Thomas Pandolfi gives major concert to honor Franz Liszt

Sunday, October 9, pianist Thomas Pandolfi  gave his annual fall concert at the First Baptist Church of the City of Washington DC.

When I arrived (by slow Metro, with DC having so much transportation shut down this Columbus Day weekend), a piano tuner was working on the Steinway, because some keys were not releasing fully, after the piano was moved and apparently had been exposed to more humidity. I thought about the movie "Piano Mania" (Aug. 26, 2011 on my Movies blog).

The program honors the 200th Anniversary of the birth of Franz Liszt (Oct. 22, 1811).

Pandolfi introduced each composition with some brief remarks.

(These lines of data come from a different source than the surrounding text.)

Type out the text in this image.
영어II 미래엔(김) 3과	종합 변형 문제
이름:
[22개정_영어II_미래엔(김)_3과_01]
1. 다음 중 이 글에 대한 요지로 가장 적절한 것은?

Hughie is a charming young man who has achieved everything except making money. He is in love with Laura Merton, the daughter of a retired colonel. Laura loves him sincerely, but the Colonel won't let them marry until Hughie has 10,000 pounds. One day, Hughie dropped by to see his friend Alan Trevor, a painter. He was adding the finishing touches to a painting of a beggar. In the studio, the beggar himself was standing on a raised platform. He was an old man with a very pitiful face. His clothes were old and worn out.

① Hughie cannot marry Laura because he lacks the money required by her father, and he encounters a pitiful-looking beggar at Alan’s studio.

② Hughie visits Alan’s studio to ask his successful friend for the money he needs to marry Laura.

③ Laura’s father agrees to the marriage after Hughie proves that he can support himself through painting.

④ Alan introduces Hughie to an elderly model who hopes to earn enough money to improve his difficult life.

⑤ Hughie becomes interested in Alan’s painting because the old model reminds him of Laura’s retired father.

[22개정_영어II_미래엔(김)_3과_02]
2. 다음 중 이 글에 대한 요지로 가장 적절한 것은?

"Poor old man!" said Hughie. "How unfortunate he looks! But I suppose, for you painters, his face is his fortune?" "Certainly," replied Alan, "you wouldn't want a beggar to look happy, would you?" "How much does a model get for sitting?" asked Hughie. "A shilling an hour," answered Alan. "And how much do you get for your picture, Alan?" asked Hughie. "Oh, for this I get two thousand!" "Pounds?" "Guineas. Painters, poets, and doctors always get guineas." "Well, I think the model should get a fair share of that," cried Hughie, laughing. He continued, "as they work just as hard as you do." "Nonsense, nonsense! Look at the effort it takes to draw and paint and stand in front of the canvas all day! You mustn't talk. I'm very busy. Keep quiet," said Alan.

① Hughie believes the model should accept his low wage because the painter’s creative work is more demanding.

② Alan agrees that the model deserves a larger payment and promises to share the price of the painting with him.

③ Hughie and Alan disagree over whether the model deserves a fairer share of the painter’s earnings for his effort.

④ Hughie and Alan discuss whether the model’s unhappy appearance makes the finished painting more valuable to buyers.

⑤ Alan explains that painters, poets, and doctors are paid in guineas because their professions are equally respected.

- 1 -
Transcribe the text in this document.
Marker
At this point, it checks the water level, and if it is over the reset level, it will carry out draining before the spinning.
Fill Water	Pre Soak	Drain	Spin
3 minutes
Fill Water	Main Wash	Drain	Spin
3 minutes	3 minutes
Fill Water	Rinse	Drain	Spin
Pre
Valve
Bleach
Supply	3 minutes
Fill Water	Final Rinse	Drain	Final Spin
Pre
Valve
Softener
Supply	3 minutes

The program opened with the Piano Sonata  in E-flat, K282, of W. A. Mozart, which has the unusual form of starting with the slow movement (like the better known A Major), a practice that Beethoven would sometimes adopt. The Sonata has a pre-romantic feel. 

Next followed the Intermezzo in A, Op 118, #2, by Brahms.  Pandolfi mentioned the way Brahms started his career with larger sonata-like pieces, and compared the Op. 1 Brahms Piano Sonata to the Beethoven Hammer-Klavier.  I’ve discussed both pieces here recently.

He then played the A-flat Impromptu, Op. 90, #4, by Franz Schubert.  It actually starts with A-flat minor arpeggios.  I remember learning this piece from the Sherwood course when I took piano.

The rest of the program involved Liszt.  Before intermission, he played three Liszt transcriptions. First, a Schubert song “The Miller and the Brook”.  Next, a song by Robert Schumann, “Dedication” (“Widmung”).  And then the slow-motion E-flat Etude after Paganini, which I have heard played as encore at the Kennedy Center without name.  Pandolfi said that Paganini was to the violin what Liszt was to piano.   (I do recall the G# minor etude after Paganini.)

After intermission, he started with the Consolidation #3 in D-flat.  I played this a senior in high school. He compared it to a Chopin nocturne, but it is not quite as sentimental.  After all, this is Liszt.

He followed with the massive “Funerailles”, the 7th of the Poetic and Religious Harmonies, in F Minor.  It pays homage to the “Heroic” Polonaise of Chopin, and has the general structure of a Chopin Ballade, but rather dies away at the end instead of ending violently.  It also bears a slight relation to the Chopin F Minor Fantasy (previous post).  The piano sonorities were overwhelming.

Then he played the famous Liebestraum #3 in A-flat (the first two are rarely played).

There followed the Valse Oubliee (“Forgotten Waltz”) #1, in F#, 1881, which, as it progresses, becomes so chromatic that it approaches atonality.  Liszt was looking ahead, almost to Schoenberg, late in life. The work ends on a single note without harmony.

He concluded with the Hungarian Rhapsody #12 in c# Minor. He picked “which” rhapsody at the last moment, preferring one that uses heavy black keys to avoid problems with the piano.

Much of the music in this program was what my father would have called "tuneful".  Liszt was my late mother's favorite composer.

Thomas Pandolfi is on YouTube.   Here is his video of his playing three Etudes by Chopin.


One other note today: On Piers Morgan, on CNN, the remark was made that Michael Jackson actually was a student of classical music. I've never heard that before.